Figure 1. Non-invasive imaging of the ventricle of adult zebrafish using a miniaturized ultrasound catheter (A) Positioning of the microprobe on the thorax of the fish kept in a damp sponge. (B) Representative picture of a B-Mode ultrasound image showing the ventricle wall and the scan line to obtain the M-Mode. (C) Representative picture of the time motion on the M-Mode. (D) Zoom on the M-Mode to determine the dilated (DD) and contracted diameters (CD) of the ventricle to calculate the fractional shortening.

 

References

1. Poon, K.L. and T. Brand, The zebrafish model system in cardiovascular research: A tiny fish with mighty prospects. Glob Cardiol Sci Pract, 2013(1): p. 9-28.
2. Dahme, T., H.A. Katus, and W. Rottbauer, Fishing for the genetic basis of cardiovascular disease.
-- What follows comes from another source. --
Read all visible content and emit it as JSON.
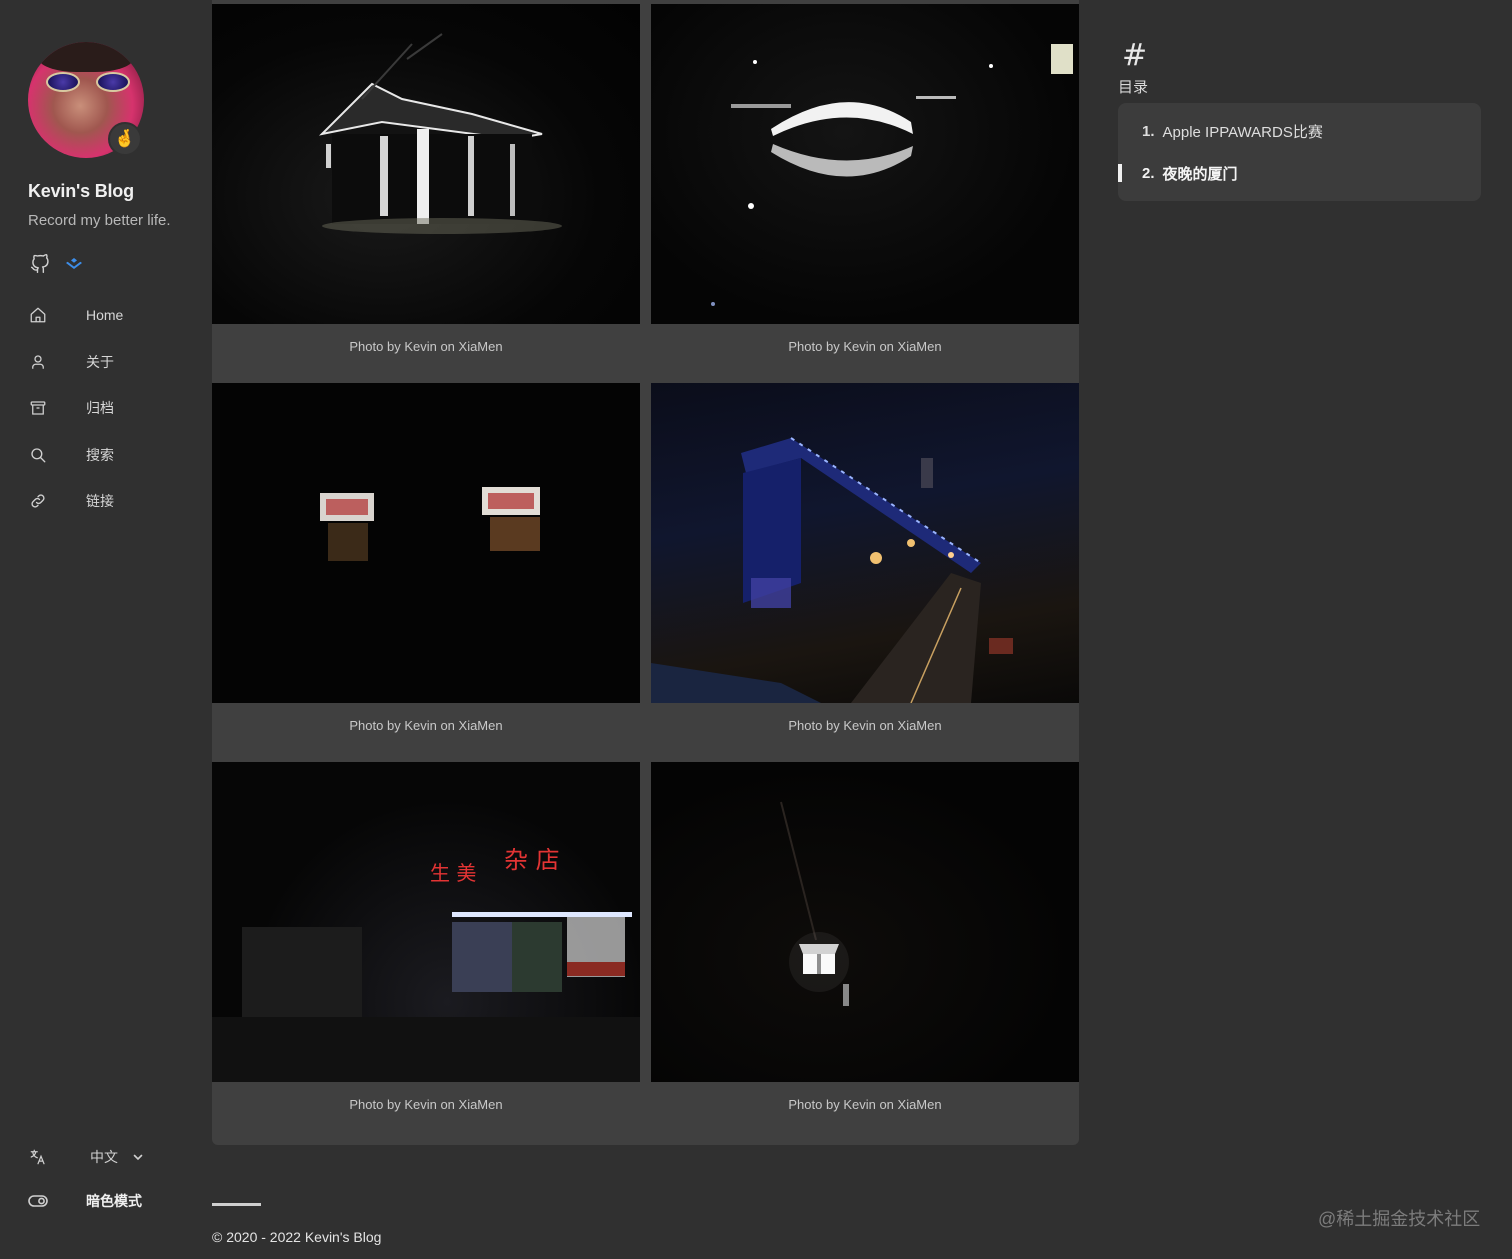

Dis Model Mech, 2009. 2(1-2): p. 18-22.
3. Huang, C.C., et al., Zebrafish heart failure models for the evaluation of chemical probes and drugs. Assay Drug Dev Technol, 2013. 11(9-10): p. 561-72.
4. Shin, J.T., et al., High-resolution cardiovascular function confirms functional orthology of myocardial contractility pathways in zebrafish. Physiol Genomics, 2010. 42(2): p. 300-9.